I would look at Google Analytics. It's a simple javascript that you include on your page, and it uses Google's massive analytics databases to track who's accessing your site over what sort of connections, which is all in a database that they maintain.

You could certainly write a Flash or Silverlight (or javascript) component to download a file in the background, time it, and report that, but you're likely to anger your users for filling up their tubes.

OTHER TIPS

There aren't too many tools that do this.

You might try BrowserHawk (http://www.cyscape.com/products/bhawk/features.aspx). See http://www.cyscape.com/showbrow.aspx?bhcp=1 and scroll down to connection details.

Probably the most effective way though, is to let the visitor decide. You can have a landing page with two big buttons that say "fast connection" and "slow connection" and let them click one.

Remember that if you do that, you will lose a certain number of visitors at that page, as they will be too lazy or disinterested to bother clicking. You may want to just go with the heavy version of the site and have a button in the nav somewhere that lets them switch back and forth.

It seems pretty easy to me.

  1. Take your webserver logs and scan for your index page and all images linked from that index page.
  2. Get the difference between the last image complete timestamp and the index complete timestamp.
  3. Total up the size of all images that were fully loaded (not cached if-modified-since 304s).
  4. Divide that total by the time difference.

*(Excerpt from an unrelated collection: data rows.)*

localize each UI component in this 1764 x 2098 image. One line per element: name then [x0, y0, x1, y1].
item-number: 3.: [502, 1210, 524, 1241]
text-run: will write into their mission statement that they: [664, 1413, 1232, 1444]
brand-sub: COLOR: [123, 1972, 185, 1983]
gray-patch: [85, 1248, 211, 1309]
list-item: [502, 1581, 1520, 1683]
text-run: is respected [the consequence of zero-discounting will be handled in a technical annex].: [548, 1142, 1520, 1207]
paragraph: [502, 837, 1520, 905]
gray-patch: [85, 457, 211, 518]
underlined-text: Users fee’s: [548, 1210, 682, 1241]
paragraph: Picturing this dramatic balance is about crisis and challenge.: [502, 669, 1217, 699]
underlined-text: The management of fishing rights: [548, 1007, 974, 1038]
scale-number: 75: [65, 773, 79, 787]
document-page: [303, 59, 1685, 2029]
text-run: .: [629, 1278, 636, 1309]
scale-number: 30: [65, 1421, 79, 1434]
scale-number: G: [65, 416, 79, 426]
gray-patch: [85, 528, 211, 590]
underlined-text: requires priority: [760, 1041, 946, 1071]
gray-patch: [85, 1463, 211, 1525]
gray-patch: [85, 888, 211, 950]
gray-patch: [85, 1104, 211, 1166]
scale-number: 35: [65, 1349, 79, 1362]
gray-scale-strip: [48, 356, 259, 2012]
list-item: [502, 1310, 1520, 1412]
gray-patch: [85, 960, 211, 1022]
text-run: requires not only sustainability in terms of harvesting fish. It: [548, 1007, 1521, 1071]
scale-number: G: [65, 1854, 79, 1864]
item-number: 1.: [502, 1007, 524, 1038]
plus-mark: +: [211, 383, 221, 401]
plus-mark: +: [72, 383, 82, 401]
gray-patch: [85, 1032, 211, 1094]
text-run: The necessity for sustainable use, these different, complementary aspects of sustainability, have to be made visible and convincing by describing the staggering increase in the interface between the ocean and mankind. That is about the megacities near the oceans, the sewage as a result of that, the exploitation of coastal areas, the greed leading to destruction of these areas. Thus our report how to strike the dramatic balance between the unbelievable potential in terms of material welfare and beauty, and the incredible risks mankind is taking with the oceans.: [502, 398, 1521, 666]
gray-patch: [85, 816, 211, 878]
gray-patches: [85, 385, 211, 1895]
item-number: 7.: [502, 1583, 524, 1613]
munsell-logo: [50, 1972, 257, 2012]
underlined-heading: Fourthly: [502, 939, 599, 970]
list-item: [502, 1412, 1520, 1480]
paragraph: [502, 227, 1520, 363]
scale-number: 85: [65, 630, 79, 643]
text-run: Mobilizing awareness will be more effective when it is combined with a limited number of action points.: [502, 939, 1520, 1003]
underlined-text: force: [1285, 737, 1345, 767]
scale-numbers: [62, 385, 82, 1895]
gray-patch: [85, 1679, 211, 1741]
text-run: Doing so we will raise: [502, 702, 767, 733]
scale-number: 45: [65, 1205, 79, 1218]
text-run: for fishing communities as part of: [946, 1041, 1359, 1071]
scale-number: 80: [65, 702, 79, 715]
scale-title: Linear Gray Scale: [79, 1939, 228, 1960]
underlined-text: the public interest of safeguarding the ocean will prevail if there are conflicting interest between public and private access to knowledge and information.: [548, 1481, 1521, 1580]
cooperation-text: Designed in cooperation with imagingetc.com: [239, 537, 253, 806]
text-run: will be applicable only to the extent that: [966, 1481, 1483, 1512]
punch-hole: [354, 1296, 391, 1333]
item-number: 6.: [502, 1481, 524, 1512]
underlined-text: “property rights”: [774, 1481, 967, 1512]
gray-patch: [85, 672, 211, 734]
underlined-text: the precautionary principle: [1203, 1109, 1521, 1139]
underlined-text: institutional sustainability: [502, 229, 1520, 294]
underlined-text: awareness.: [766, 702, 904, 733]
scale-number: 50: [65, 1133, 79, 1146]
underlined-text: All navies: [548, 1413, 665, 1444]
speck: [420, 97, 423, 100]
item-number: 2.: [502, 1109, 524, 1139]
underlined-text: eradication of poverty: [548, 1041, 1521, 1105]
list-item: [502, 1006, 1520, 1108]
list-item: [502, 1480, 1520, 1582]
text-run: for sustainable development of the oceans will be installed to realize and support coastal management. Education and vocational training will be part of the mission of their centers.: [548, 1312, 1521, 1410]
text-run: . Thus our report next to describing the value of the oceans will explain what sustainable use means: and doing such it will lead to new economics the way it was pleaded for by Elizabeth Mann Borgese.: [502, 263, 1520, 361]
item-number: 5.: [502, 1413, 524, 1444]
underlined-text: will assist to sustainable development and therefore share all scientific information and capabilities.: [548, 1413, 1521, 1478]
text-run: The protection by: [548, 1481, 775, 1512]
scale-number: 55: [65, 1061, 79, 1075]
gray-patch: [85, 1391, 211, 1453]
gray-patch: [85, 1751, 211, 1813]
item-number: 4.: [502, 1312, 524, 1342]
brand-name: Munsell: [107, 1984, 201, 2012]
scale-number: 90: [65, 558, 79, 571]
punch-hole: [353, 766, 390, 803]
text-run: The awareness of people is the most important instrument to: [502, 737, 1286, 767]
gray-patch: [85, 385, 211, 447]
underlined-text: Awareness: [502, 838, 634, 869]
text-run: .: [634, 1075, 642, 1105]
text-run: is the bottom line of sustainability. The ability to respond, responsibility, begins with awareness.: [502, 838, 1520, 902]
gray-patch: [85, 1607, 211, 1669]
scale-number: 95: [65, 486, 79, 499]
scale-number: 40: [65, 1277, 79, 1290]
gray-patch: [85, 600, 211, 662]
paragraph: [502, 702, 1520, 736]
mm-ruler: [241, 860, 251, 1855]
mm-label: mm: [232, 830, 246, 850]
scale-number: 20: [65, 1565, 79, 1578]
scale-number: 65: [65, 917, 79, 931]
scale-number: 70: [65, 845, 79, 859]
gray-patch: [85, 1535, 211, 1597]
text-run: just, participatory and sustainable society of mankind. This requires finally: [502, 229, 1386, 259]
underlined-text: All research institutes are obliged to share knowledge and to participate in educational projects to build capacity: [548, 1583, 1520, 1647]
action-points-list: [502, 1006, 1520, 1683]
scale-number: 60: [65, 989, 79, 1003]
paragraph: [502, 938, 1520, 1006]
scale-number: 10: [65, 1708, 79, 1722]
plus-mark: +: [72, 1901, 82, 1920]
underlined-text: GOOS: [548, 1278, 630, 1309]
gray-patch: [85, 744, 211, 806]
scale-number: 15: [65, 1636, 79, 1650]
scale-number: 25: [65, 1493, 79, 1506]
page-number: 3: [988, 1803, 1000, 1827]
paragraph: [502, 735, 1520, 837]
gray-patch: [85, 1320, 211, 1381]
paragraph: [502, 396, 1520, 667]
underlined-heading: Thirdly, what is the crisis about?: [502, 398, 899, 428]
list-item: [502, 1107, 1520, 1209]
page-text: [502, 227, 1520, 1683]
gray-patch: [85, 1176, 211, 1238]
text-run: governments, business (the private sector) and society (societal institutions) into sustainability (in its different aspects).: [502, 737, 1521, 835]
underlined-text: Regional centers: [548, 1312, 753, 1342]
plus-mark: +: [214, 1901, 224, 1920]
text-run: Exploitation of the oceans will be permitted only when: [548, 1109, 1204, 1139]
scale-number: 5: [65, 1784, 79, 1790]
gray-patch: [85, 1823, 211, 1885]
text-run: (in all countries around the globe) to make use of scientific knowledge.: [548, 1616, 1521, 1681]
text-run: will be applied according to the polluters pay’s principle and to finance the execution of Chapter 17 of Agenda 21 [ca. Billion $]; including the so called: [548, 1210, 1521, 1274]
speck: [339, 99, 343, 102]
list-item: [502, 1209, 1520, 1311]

You should have effective bytes per second for that user.

The Apache webserver can log how long a request takes (in seconds); combine this with something like mod_logio to tell you how much data you're actually sending to the client and determine KB/sec.

http://httpd.apache.org/docs/2.0/mod/mod_logio.html

http://httpd.apache.org/docs/2.0/mod/mod_log_config.html -- look for '%...T'

Google has stopped recording users' connections speed from 2011. Here is the blog post from Google on March 23, 2011 -

https://analytics.googleblog.com/2011/03/fond-farewell-to-connection-speed.html

Not a direct answer - but you may be solving the wrong problem.

Depending on who you listen to, somewhere around 60% of website users are browsing on mobile devices. Mobile devices have highly unpredictable bandwidth - from "unlimited" when on a fast WiFi network to "1990s dialup" when away from the cell towers. If they spend 50% of their time on a 100Mbps corporate wifi, and half their time on a 500Kbps cellular network, the average will be a bad indication of their experience for 50% of the time.

If you look at the average and say "hey, the average is well over 10Mbps, so we can assume 1Mbps is a safe minimum", your users will have a terrible experience half of the time.

Also, there's a complex interplay between filesize, the number of concurrent downloads a web browser makes, and the subjective experience of the end user. If you have a webpage that in total requires 5000Kb download, and it doesn't render a thing until the page is fully downloaded, it will feel super slow. If you progressively load items, and lazy load as the user scrolls, the site will feel fast.

Next, you get browser caching - if you have a heavy site, but you can cache a lot of the assets in the browser, the subjective experience can be really good (after the first download).

My recommendation is to agree a minimum bandwidth your site will support with reasonable experience - and base this on the mobile network performance in your target market. In countries with good mobile coverage, I'd assume 500Kbps; in countries with widespread 4G, I'd go up to 1Mbps.